Na questão da concepção da arte, Gramsci (no Brasil, vide Waldemar Cordeiro) e Lukács foram os mais instigantes e formativos no marxismo. Da Rússia, a vanguarda revolucionária, nada melhor do que um próprio artista, ou seja, aquele que se empenha e trabalha numa práxis, tendo, portanto, a soberania para tratar da questão: então, o próprio Maiakóvski citado no texto, que escreveu um livro sobre como fazer versos, sobre poesia e marxismo, um livro absolutamente engajado e popular, em que não restam dúvidas do caráter comunista do poeta, afirmando, por exemplo, que o bibliotecário precisa ser um propagandista do livro comunista. Pena que o texto acima só fale do suicídio… Não cita nada sobre a concepção maiakovskiana da arte. Flerta com a fofoca, “triângulo amoroso” … e stalinismo. É pouco, é pobre.
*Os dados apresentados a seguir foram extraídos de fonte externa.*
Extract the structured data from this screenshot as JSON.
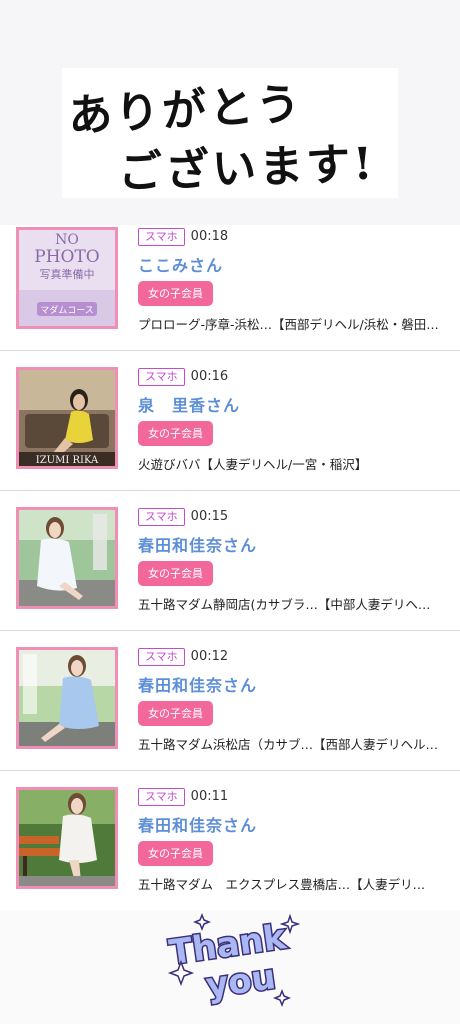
{
  "header": {
    "line1": "ありがとう",
    "line2": "ございます!"
  },
  "rows": [
    {
      "badge": "スマホ",
      "time": "00:18",
      "name": "ここみさん",
      "member": "女の子会員",
      "shop": "プロローグ-序章-浜松…【西部デリヘル/浜松・磐田…",
      "thumb": {
        "line1": "NO",
        "line2": "PHOTO",
        "line3": "写真準備中",
        "line4": "マダムコース"
      }
    },
    {
      "badge": "スマホ",
      "time": "00:16",
      "name": "泉　里香さん",
      "member": "女の子会員",
      "shop": "火遊びババ【人妻デリヘル/一宮・稲沢】",
      "thumb": {
        "caption": "IZUMI RIKA"
      }
    },
    {
      "badge": "スマホ",
      "time": "00:15",
      "name": "春田和佳奈さん",
      "member": "女の子会員",
      "shop": "五十路マダム静岡店(カサブラ…【中部人妻デリヘ…"
    },
    {
      "badge": "スマホ",
      "time": "00:12",
      "name": "春田和佳奈さん",
      "member": "女の子会員",
      "shop": "五十路マダム浜松店（カサブ…【西部人妻デリヘル…"
    },
    {
      "badge": "スマホ",
      "time": "00:11",
      "name": "春田和佳奈さん",
      "member": "女の子会員",
      "shop": "五十路マダム　エクスプレス豊橋店…【人妻デリ…"
    }
  ],
  "footer": {
    "sticker_line1": "Thank",
    "sticker_line2": "you"
  },
  "colors": {
    "accent_pink": "#f2689b",
    "badge_purple": "#c44ad0",
    "name_blue": "#5d8fd8",
    "thumb_border": "#f08fb5"
  }
}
https://docs.google.com/viewer?a=v&pid=sites&srcid=ZGVmYXVsdGRvbWFpbnxzYW5kcmFtc3Ryb3Bhcm98Z3g6ZTBhZDRlODQwYmRhY2M0

“Sem forma revolucionária não há arte revolucionária” – Maiakóvski.

Arte não é e não pode ser solipsismo. A arte não é voltada a si mesma, porque os instrumentos vêm do modo de produção, a arte muda de acordo com as condições socioeconômicas, e uma obra se abre para o seu tempo com propósitos políticos de agitação, denúncia, emancipação, crítica. Ao menos, tudo o que eu faço e fruo em arte corre nesse sentido… Brecht… Pasolini… João Cabral… Chico Buarque… Todos os grandiosos artistas, de todas as áreas, possuem essa veia. Qualquer um que age no sentido da suposta autonomia está procurando uma desculpa para fazer o que bem entende e se livrar da sua própria responsabilidade social, nada mais.